Sullivan himself write two ballets: `L'ile Echantee' and `Victoria and Merry England' but Pineapple Poll is the ultimate Gilbert and Sullivan ballet, using a libretto drawn from Gilbert's `Bab Ballads' and making a brilliant quilt of tunes from the Savoy Operas, but also from Sullivan's other music.
Charles Mackerras arranged the ballet and was not constrained by the more modest forces used in Sullivan's pit band. Consequently, we have a sumptuous expansion of the instrumentation, together with some inspired conflation and counterpoint of well-known Sullivan tunes. The piece is jam-packed with melodic invention, and exhilarating for it.

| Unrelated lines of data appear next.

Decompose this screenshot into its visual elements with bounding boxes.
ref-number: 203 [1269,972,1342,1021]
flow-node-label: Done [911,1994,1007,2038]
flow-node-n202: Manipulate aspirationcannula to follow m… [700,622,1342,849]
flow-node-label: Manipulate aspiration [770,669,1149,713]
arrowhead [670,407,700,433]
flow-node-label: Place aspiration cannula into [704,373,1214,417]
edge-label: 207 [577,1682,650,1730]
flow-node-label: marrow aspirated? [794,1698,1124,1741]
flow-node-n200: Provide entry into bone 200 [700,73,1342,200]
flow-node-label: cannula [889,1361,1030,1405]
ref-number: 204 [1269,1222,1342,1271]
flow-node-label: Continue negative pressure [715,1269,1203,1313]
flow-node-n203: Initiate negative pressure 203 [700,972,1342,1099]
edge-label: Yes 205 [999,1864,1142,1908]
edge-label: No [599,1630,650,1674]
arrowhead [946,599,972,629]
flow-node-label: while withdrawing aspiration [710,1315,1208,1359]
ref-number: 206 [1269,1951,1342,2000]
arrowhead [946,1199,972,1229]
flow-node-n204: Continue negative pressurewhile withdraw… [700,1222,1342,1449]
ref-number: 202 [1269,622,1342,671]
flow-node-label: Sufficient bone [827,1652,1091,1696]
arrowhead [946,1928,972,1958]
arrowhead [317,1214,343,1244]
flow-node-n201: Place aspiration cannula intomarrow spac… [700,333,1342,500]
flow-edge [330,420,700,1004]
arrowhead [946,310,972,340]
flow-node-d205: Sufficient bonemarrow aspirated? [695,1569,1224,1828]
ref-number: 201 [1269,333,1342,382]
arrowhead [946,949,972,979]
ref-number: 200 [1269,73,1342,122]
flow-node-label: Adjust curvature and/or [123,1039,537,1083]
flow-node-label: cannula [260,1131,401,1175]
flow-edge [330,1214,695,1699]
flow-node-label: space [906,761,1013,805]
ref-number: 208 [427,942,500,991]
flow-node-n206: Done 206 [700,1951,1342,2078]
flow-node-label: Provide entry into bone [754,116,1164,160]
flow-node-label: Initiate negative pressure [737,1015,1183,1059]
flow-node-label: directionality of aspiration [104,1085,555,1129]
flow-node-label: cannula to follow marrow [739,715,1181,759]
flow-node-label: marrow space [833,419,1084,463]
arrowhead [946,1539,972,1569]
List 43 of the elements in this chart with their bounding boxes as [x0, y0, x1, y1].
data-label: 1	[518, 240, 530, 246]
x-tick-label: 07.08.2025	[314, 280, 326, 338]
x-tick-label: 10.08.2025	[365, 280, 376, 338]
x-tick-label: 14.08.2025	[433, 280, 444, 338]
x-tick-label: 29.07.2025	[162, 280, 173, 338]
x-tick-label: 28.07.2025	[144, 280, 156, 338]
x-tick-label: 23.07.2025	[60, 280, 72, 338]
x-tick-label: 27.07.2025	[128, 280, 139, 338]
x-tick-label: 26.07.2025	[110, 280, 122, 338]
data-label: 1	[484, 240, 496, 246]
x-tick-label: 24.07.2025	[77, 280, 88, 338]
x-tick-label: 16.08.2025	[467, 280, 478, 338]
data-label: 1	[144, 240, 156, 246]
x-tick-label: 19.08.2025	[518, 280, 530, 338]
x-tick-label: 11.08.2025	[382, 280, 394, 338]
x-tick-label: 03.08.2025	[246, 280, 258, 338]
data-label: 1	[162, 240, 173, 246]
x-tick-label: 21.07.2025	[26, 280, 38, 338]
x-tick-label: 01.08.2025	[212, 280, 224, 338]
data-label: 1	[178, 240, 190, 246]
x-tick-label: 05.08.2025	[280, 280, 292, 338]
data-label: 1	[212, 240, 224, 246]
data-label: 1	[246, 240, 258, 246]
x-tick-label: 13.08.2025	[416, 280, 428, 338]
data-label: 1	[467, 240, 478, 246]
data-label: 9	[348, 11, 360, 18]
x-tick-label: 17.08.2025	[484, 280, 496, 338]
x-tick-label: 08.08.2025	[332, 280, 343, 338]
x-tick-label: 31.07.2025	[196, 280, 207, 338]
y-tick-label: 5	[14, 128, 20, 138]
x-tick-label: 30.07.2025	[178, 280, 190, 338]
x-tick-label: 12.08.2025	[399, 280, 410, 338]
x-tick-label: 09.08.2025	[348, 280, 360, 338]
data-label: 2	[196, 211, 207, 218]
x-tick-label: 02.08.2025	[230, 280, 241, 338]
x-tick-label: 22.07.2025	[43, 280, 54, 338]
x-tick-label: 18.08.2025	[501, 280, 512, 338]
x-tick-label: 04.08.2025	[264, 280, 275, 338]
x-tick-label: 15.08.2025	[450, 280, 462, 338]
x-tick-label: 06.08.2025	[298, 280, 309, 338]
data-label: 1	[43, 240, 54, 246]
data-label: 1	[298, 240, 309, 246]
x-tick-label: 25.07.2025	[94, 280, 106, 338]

It is a pity that Sullivan expended so much of his considerable talents in oratorios and operettas: however, he was addressing the tastes of his time, and his collaborations with Gilbert have guaranteed his place in musical history ( and are masterpieces of their kind).
His Symphony in E (commonly know as the `Irish', but more accurately titled `In Ireland' by its composer) shows just what Sullivan could do in the more "serious" idiom when his inspiration and craftsmanship were working at full capacity. This is a fresh and original work, which receives an exemplary performance here: at Naxos budget price, it should go some way to furthering the popularity of this piece.
The Royal Liverpool Philharmonic Orchestra under David Lloyd-Jones are on top form. Recommended without reservation.